The current exhibition is a retrospective of the last 10 years. Most of the works have not been shown before. In his painting, George Washington Carver Crossing the Delaware: Page from an American History Textbook (1975), which ridicules the kitschy and overexposed history painting by Emanuel Leutze, it is G.W. Carver, the black peanut farmer in the general’s uniform, who stands up in a boatload full of “darkies,” frolocking in their ride across the river. It was works such as this, which made Colescott into a celebrated artist, who produced expressionist paintings that were simultaneously hilarious and perturbing.
Over time, his work has become more painterly and gestural while retaining their narrative message. What we see in his late work is a weighty manipulation of pigment, the palpitating vitality of paint which is used to tell his stories—some of them about social justice or the lack thereof.

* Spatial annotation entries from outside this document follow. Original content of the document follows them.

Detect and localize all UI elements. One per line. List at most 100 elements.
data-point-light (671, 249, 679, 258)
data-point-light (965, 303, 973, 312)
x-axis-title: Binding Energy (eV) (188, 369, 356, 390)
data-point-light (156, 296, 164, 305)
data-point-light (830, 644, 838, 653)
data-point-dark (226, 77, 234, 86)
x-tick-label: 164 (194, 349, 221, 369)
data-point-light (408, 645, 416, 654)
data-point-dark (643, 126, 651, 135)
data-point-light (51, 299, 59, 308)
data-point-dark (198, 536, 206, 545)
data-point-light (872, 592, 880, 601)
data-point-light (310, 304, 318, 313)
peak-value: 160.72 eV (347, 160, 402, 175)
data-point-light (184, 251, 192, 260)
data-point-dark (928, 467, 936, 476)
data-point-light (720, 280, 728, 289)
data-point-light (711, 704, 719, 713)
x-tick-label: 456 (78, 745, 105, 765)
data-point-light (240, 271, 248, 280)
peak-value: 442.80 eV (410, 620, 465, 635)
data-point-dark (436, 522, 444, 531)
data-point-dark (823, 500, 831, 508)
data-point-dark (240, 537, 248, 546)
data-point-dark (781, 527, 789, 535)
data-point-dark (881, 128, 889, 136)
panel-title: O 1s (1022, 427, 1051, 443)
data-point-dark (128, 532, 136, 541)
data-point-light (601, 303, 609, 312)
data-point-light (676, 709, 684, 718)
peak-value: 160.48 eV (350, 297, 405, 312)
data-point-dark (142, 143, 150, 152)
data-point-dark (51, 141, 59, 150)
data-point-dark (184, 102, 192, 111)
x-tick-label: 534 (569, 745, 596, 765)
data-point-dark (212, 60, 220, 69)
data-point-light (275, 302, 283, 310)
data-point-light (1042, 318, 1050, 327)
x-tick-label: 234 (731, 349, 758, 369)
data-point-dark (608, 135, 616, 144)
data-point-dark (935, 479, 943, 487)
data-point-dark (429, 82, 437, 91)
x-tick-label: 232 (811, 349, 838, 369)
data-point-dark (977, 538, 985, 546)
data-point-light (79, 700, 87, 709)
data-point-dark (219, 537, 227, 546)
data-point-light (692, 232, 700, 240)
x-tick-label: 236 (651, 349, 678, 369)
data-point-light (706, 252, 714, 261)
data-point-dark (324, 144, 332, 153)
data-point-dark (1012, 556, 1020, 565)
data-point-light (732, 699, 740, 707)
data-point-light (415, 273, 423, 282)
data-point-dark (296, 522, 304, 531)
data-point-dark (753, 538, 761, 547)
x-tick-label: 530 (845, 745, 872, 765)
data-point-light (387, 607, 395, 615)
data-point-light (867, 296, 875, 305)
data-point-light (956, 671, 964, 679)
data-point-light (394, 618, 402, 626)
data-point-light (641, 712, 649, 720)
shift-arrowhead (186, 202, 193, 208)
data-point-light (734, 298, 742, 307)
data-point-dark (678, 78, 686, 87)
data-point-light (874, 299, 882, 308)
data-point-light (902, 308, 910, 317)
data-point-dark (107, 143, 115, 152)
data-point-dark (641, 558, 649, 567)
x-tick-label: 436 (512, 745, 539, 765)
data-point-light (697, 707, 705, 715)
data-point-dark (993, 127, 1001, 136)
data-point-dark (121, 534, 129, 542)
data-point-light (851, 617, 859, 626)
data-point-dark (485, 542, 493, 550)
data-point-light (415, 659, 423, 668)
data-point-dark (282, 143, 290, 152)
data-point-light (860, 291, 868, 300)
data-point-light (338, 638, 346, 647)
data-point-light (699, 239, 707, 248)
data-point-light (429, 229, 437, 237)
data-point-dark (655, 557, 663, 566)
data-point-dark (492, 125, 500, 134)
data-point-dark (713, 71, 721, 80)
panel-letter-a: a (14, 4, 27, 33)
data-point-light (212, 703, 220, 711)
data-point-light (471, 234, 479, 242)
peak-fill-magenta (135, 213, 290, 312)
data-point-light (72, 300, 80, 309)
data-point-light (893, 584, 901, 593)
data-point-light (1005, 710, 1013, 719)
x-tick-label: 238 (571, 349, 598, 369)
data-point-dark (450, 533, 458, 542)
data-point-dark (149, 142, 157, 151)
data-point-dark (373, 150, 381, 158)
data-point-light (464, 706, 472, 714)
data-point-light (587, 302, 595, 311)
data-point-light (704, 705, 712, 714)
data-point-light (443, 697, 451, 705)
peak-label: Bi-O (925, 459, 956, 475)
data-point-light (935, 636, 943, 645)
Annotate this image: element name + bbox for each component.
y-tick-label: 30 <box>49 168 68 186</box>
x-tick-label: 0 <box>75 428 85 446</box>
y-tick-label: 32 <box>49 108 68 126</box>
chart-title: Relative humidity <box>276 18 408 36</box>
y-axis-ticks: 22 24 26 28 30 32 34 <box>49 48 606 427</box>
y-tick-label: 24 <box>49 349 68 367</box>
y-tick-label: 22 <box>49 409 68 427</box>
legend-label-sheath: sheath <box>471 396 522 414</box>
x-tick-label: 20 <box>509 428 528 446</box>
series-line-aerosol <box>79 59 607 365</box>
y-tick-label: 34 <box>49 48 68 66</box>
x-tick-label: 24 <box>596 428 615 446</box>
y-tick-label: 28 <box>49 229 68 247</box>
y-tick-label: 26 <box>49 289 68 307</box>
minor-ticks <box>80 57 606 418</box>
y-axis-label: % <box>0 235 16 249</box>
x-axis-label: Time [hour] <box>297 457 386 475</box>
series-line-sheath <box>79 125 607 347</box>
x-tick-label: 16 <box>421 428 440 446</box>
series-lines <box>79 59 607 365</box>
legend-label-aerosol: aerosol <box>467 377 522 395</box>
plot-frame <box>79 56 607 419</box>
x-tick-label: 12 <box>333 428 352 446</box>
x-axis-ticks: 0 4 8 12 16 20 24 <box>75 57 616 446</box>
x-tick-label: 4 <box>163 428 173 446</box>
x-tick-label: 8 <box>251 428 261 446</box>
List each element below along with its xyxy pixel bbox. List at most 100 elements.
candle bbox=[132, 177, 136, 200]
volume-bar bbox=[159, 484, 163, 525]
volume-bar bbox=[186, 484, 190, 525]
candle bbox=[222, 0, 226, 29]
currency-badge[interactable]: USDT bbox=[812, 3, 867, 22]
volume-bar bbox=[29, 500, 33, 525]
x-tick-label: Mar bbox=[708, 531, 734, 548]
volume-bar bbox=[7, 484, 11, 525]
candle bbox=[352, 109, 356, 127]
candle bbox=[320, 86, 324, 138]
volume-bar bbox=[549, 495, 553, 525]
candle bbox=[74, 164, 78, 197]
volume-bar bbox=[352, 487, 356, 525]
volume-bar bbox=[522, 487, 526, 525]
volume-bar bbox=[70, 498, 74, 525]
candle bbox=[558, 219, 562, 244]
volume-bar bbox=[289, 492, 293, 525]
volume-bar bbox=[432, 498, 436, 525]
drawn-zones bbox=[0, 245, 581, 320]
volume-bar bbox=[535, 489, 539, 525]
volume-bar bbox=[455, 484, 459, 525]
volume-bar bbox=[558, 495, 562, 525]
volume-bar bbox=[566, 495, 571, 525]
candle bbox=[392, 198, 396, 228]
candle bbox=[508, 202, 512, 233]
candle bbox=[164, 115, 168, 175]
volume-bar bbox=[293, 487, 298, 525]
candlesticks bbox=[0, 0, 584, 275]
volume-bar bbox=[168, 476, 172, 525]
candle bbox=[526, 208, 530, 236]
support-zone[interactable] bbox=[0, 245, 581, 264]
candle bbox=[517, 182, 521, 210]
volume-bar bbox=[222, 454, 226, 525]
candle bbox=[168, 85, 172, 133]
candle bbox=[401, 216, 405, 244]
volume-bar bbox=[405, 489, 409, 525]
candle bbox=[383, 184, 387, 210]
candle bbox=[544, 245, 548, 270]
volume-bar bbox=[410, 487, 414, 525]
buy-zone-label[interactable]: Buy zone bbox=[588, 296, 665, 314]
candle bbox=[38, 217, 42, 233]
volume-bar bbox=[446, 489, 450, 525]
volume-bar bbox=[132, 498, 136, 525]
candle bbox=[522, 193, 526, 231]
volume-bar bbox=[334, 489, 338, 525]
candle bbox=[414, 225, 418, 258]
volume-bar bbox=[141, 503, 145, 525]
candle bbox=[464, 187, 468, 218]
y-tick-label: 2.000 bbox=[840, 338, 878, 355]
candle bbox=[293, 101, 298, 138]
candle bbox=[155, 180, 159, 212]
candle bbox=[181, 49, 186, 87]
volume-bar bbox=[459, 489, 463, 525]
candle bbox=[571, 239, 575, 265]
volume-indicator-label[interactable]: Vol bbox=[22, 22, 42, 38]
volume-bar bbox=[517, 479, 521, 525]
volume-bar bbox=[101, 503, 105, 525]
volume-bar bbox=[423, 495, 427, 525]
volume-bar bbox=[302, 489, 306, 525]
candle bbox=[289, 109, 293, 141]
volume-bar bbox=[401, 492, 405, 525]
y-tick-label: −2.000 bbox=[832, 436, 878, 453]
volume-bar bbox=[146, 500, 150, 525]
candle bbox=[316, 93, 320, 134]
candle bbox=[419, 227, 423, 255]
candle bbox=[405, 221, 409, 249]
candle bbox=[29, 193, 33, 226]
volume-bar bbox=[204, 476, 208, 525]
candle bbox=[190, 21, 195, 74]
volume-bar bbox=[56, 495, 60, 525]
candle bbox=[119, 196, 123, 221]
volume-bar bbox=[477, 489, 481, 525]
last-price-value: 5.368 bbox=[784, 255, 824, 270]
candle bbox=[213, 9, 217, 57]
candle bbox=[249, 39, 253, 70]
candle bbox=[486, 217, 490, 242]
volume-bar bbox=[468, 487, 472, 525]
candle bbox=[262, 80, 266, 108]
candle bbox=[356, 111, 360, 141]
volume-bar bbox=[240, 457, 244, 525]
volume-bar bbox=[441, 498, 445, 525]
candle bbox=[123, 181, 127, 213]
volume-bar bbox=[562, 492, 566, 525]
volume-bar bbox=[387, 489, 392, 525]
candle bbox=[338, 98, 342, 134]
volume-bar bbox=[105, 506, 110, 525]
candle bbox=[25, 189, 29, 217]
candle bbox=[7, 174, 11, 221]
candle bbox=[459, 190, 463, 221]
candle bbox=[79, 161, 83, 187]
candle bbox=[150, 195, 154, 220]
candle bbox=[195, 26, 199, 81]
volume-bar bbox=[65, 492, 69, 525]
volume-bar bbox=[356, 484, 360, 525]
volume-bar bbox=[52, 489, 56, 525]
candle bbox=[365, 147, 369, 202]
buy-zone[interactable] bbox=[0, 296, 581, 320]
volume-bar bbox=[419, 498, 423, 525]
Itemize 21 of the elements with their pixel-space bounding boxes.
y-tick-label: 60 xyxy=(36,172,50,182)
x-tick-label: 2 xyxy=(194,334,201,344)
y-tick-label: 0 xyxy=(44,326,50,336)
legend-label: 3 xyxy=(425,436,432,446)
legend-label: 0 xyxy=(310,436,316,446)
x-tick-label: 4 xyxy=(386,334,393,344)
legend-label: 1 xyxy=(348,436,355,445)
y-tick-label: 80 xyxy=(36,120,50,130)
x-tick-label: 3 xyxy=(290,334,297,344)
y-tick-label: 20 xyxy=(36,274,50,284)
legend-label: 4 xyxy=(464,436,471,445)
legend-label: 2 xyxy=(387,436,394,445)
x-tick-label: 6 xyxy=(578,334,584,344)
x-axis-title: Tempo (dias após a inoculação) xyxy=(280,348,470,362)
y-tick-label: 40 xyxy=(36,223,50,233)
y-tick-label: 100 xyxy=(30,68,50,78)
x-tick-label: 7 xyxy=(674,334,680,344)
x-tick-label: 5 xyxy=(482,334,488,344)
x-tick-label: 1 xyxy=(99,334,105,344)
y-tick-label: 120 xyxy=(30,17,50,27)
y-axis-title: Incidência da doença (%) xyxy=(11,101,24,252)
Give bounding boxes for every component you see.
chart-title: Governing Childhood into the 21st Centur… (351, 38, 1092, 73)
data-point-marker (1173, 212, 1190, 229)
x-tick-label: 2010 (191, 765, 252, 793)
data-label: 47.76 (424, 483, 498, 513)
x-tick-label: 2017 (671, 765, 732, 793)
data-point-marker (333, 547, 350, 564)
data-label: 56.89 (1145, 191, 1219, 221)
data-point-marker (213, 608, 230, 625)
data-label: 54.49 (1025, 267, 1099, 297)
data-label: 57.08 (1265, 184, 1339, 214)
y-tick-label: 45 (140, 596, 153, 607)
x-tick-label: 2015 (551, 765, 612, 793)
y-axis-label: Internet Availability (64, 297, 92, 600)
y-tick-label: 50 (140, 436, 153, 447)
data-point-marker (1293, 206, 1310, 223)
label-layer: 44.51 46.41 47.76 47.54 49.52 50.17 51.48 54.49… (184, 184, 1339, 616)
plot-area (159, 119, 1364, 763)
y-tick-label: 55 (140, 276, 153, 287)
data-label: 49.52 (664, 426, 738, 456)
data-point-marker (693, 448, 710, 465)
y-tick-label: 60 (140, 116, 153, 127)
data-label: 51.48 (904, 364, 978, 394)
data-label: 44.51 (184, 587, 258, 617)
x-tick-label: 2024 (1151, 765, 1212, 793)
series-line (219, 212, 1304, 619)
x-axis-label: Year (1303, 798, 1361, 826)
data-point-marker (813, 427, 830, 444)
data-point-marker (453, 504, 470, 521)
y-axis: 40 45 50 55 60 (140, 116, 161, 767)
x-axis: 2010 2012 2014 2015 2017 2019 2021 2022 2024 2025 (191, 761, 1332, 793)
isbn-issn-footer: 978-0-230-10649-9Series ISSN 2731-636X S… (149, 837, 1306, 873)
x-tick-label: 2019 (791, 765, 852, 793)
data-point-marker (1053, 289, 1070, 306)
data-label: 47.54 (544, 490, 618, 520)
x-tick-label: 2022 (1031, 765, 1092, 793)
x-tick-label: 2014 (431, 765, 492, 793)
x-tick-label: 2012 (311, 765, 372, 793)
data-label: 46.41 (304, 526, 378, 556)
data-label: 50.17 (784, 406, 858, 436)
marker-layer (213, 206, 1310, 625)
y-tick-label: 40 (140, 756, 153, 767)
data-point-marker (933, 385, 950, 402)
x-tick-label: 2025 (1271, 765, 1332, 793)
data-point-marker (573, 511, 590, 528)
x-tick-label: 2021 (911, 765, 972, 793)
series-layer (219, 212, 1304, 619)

Colescott was born in Oakland and, after having studied in Paris, came to Berkeley as a student and then as a teacher, but his family’s roots are in New Orleans, the birthplace of jazz. There is a large work in the show, called Ponchartrain (1997), produced way before Hurricane Katrina, which is imbued with a visualization of jazz. It consists of four congruent panels and has two revolvers aiming at two paint buckets with SEX and RACE written on them. “Sex and race are my raw materials,” he said, “that’s why they’re in the paint pot.” But there is more. In an interview published in the catalogue of this show he also speaks of the essential ideas in his paintings: “cultural/social criticism along with personal/ individual identity” as well as “shapes, color and surfaces.” Robert Colescott’s late paintings show the world and its problems as a great carnival.